Establishing a Ground Truth

A typical problem when benchmarking a clinical system is establishing a ground truth. Let us assume a clinical support system that supports a physician in interpreting radiology images (e.g., by recognizing tumors). The only intuitive method we have to evaluate the performance of the system is to test it on a set of labeled images, or in other words, through asking questions we already know the answers to. However, creating this ground truth will require us to rely on an analysis through the very process we attempt to improve, namely the “manual” analysis by a physician.

The scenario can be frequently observed wherever we try to recognize patterns. Another example is research oriented extracting of knowledge from patient records, where we would attempt to recognize adverse drug effects or develop best practices.

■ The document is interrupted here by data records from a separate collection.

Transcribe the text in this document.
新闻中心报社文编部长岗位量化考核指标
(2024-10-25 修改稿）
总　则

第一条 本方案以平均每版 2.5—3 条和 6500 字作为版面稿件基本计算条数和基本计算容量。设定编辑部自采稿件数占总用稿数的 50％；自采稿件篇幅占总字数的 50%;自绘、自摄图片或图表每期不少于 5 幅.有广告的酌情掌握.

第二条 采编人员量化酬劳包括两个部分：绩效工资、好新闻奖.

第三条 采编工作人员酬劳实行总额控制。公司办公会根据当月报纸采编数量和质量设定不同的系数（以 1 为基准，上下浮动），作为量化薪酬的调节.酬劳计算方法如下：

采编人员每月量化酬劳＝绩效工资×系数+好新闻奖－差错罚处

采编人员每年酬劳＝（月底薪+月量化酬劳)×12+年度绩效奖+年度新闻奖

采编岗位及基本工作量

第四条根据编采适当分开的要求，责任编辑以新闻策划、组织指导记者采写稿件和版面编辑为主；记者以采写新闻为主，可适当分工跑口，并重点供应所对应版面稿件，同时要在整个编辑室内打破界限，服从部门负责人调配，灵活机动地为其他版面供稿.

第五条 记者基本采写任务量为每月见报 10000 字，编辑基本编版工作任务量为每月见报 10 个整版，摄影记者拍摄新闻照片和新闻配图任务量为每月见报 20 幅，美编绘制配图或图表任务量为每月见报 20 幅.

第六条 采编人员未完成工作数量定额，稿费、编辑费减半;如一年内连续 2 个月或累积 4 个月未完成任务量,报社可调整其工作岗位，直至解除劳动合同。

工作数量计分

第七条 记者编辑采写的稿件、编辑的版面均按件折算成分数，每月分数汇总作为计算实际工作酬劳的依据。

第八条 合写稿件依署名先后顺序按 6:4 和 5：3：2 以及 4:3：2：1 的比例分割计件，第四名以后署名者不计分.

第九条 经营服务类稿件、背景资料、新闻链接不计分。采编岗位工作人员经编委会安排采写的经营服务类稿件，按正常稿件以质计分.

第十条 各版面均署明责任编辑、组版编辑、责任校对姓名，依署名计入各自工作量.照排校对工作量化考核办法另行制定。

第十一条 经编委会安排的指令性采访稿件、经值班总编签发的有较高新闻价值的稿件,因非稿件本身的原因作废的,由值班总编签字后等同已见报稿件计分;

A note might be indicating the negative impact on the patients health, although it is not recognized as such be the medical expert that is the referee for the benchmark due complexity, illegibility or counterintuitive nature.

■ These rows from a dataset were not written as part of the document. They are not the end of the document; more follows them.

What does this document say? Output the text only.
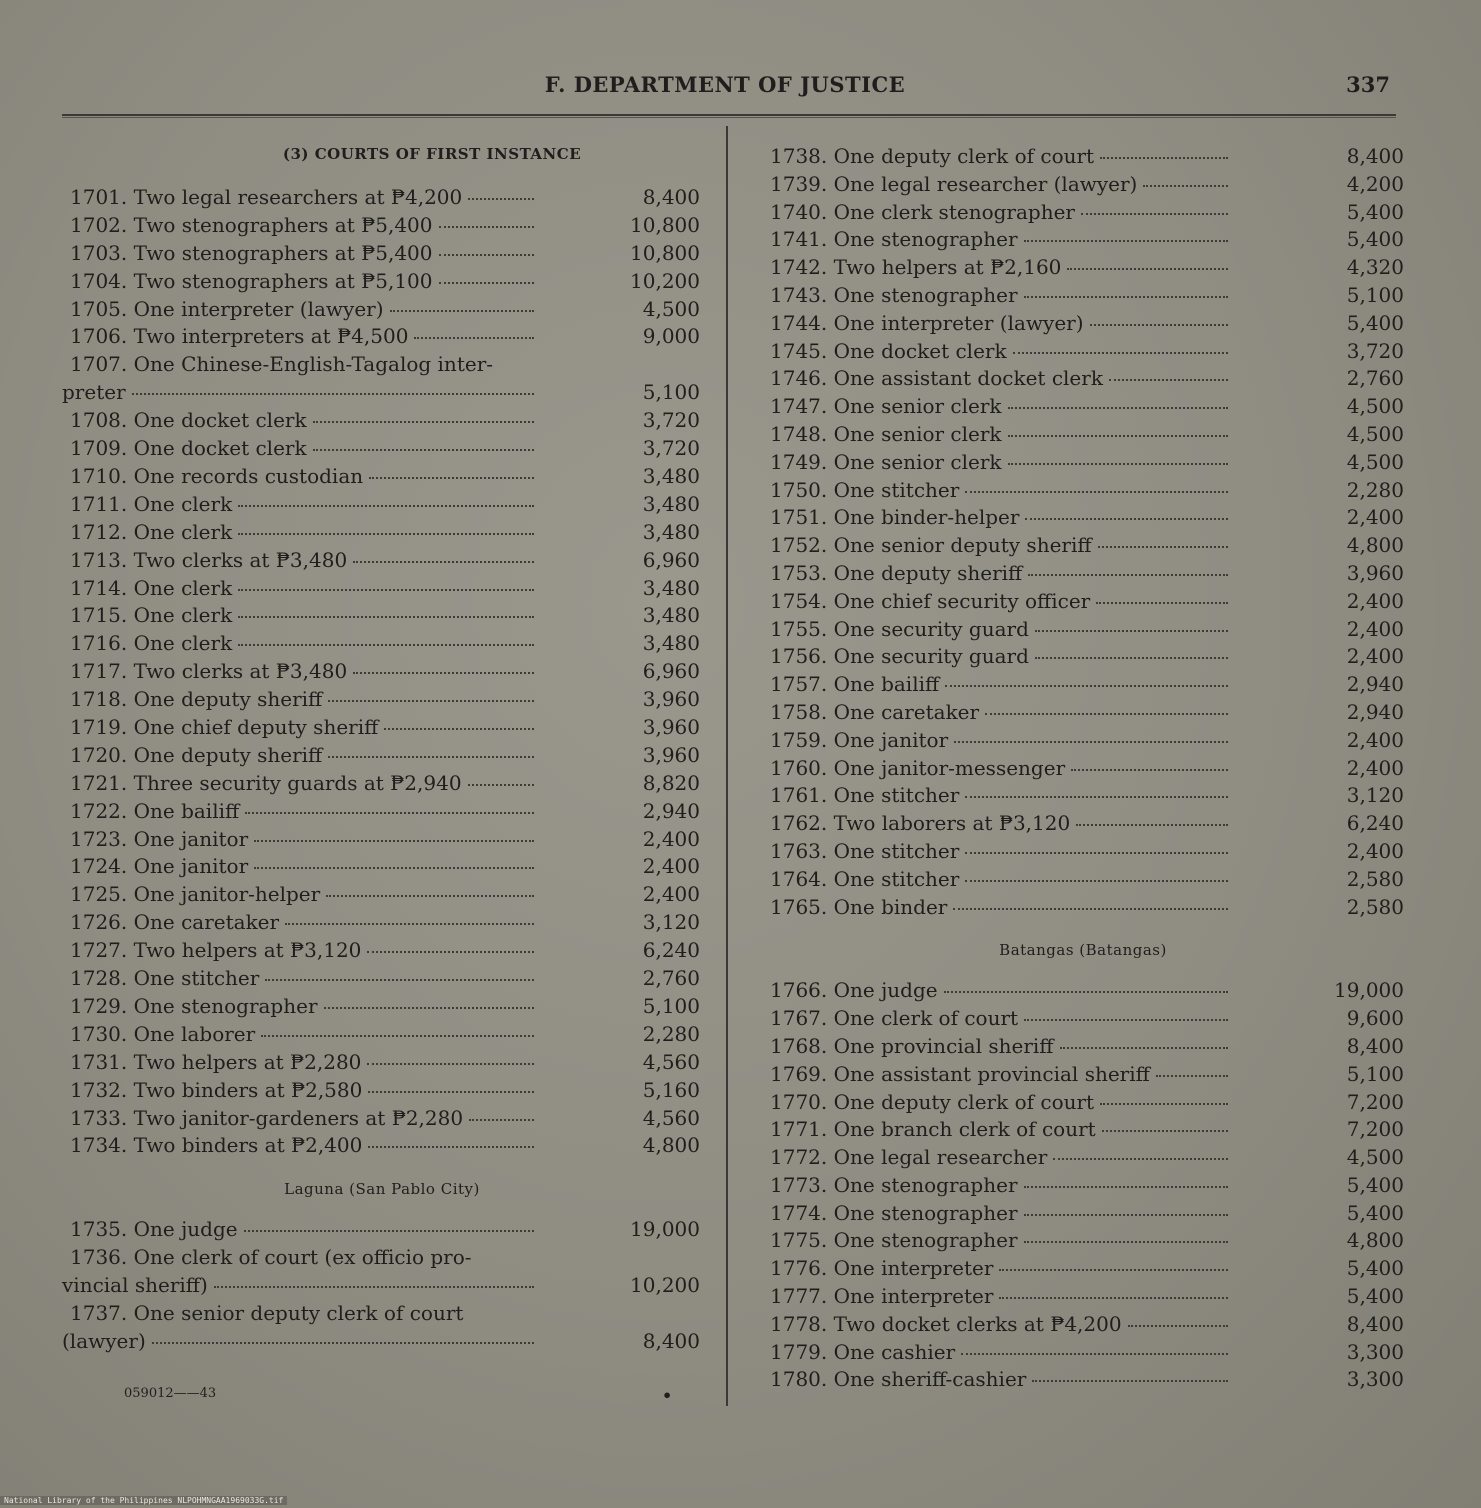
F. DEPARTMENT OF JUSTICE	337
(3) COURTS OF FIRST INSTANCE
1701. Two legal researchers at ₱4,200	8,400
1702. Two stenographers at ₱5,400	10,800
1703. Two stenographers at ₱5,400	10,800
1704. Two stenographers at ₱5,100	10,200
1705. One interpreter (lawyer)	4,500
1706. Two interpreters at ₱4,500	9,000
1707. One Chinese-English-Tagalog inter-
preter	5,100
1708. One docket clerk	3,720
1709. One docket clerk	3,720
1710. One records custodian	3,480
1711. One clerk	3,480
1712. One clerk	3,480
1713. Two clerks at ₱3,480	6,960
1714. One clerk	3,480
1715. One clerk	3,480
1716. One clerk	3,480
1717. Two clerks at ₱3,480	6,960
1718. One deputy sheriff	3,960
1719. One chief deputy sheriff	3,960
1720. One deputy sheriff	3,960
1721. Three security guards at ₱2,940	8,820
1722. One bailiff	2,940
1723. One janitor	2,400
1724. One janitor	2,400
1725. One janitor-helper	2,400
1726. One caretaker	3,120
1727. Two helpers at ₱3,120	6,240
1728. One stitcher	2,760
1729. One stenographer	5,100
1730. One laborer	2,280
1731. Two helpers at ₱2,280	4,560
1732. Two binders at ₱2,580	5,160
1733. Two janitor-gardeners at ₱2,280	4,560
1734. Two binders at ₱2,400	4,800
Laguna (San Pablo City)
1735. One judge	19,000
1736. One clerk of court (ex officio pro-
vincial sheriff)	10,200
1737. One senior deputy clerk of court
(lawyer)	8,400
1738. One deputy clerk of court	8,400
1739. One legal researcher (lawyer)	4,200
1740. One clerk stenographer	5,400
1741. One stenographer	5,400
1742. Two helpers at ₱2,160	4,320
1743. One stenographer	5,100
1744. One interpreter (lawyer)	5,400
1745. One docket clerk	3,720
1746. One assistant docket clerk	2,760
1747. One senior clerk	4,500
1748. One senior clerk	4,500
1749. One senior clerk	4,500
1750. One stitcher	2,280
1751. One binder-helper	2,400
1752. One senior deputy sheriff	4,800
1753. One deputy sheriff	3,960
1754. One chief security officer	2,400
1755. One security guard	2,400
1756. One security guard	2,400
1757. One bailiff	2,940
1758. One caretaker	2,940
1759. One janitor	2,400
1760. One janitor-messenger	2,400
1761. One stitcher	3,120
1762. Two laborers at ₱3,120	6,240
1763. One stitcher	2,400
1764. One stitcher	2,580
1765. One binder	2,580
Batangas (Batangas)
1766. One judge	19,000
1767. One clerk of court	9,600
1768. One provincial sheriff	8,400
1769. One assistant provincial sheriff	5,100
1770. One deputy clerk of court	7,200
1771. One branch clerk of court	7,200
1772. One legal researcher	4,500
1773. One stenographer	5,400
1774. One stenographer	5,400
1775. One stenographer	4,800
1776. One interpreter	5,400
1777. One interpreter	5,400
1778. Two docket clerks at ₱4,200	8,400
1779. One cashier	3,300
1780. One sheriff-cashier	3,300
059012——43	•
National Library of the Philippines NLPOHMNGAA1969033G.tif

There are methods to damp the effect, such as increasing the number and competence of the referees or implementing a round of reconsideration of results (e.g., the physicians can be confronted another time with images that have been recorded as false positives during the automated tumor detection), but those methods are often expensive and time consuming or, in the worst case, just not available.

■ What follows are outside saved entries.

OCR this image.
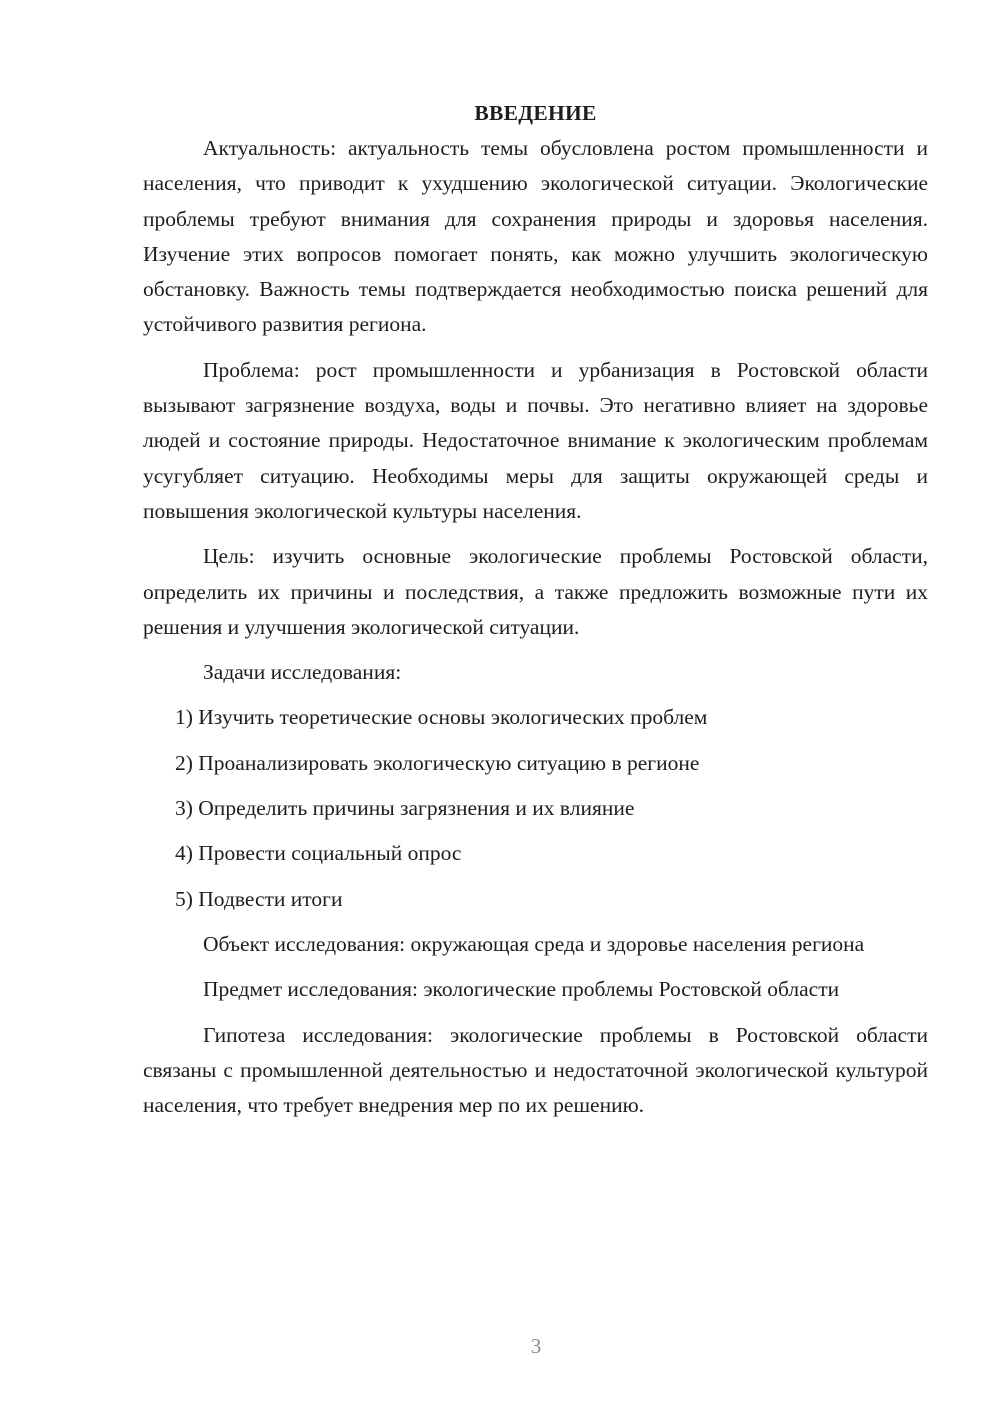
ВВЕДЕНИЕ

Актуальность: актуальность темы обусловлена ростом промышленности и населения, что приводит к ухудшению экологической ситуации. Экологические проблемы требуют внимания для сохранения природы и здоровья населения. Изучение этих вопросов помогает понять, как можно улучшить экологическую обстановку. Важность темы подтверждается необходимостью поиска решений для устойчивого развития региона.

Проблема: рост промышленности и урбанизация в Ростовской области вызывают загрязнение воздуха, воды и почвы. Это негативно влияет на здоровье людей и состояние природы. Недостаточное внимание к экологическим проблемам усугубляет ситуацию. Необходимы меры для защиты окружающей среды и повышения экологической культуры населения.

Цель: изучить основные экологические проблемы Ростовской области, определить их причины и последствия, а также предложить возможные пути их решения и улучшения экологической ситуации.

Задачи исследования:

1) Изучить теоретические основы экологических проблем
2) Проанализировать экологическую ситуацию в регионе
3) Определить причины загрязнения и их влияние
4) Провести социальный опрос
5) Подвести итоги

Объект исследования: окружающая среда и здоровье населения региона

Предмет исследования: экологические проблемы Ростовской области

Гипотеза исследования: экологические проблемы в Ростовской области связаны с промышленной деятельностью и недостаточной экологической культурой населения, что требует внедрения мер по их решению.

3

Therefore we have to keep in mind that when dealing with a highly complicated and often intuition driven field such as medicine we have to constantly account for possible human errors, and that there is always the possibility that we have our job well enough to outperform the quality of the human decision. Or to coin it less optimistically: sometimes even great results can become a problem.

The Search for Evidence

An interesting but also discomforting thought that came up last during a discussion regarding Biomedical Informatics: Our very computational idea of evidence based medicine is with its maybe ten years of of presence still a fairly new concept to the field. For decades, the procedures applied to patients were largely based on experience, intuition and a somewhat vague and very encapsulated “it worked quite well last time”-approach rather than on globally proven facts.

We only just started to imagine and implement systems for collecting health care information and delivering it back to health care professionals in forms that empower them to optimal decision making. Keeping in mind how young this concept of Health Information Exchange is, we can only assume that there is certainly still room for massive improvement.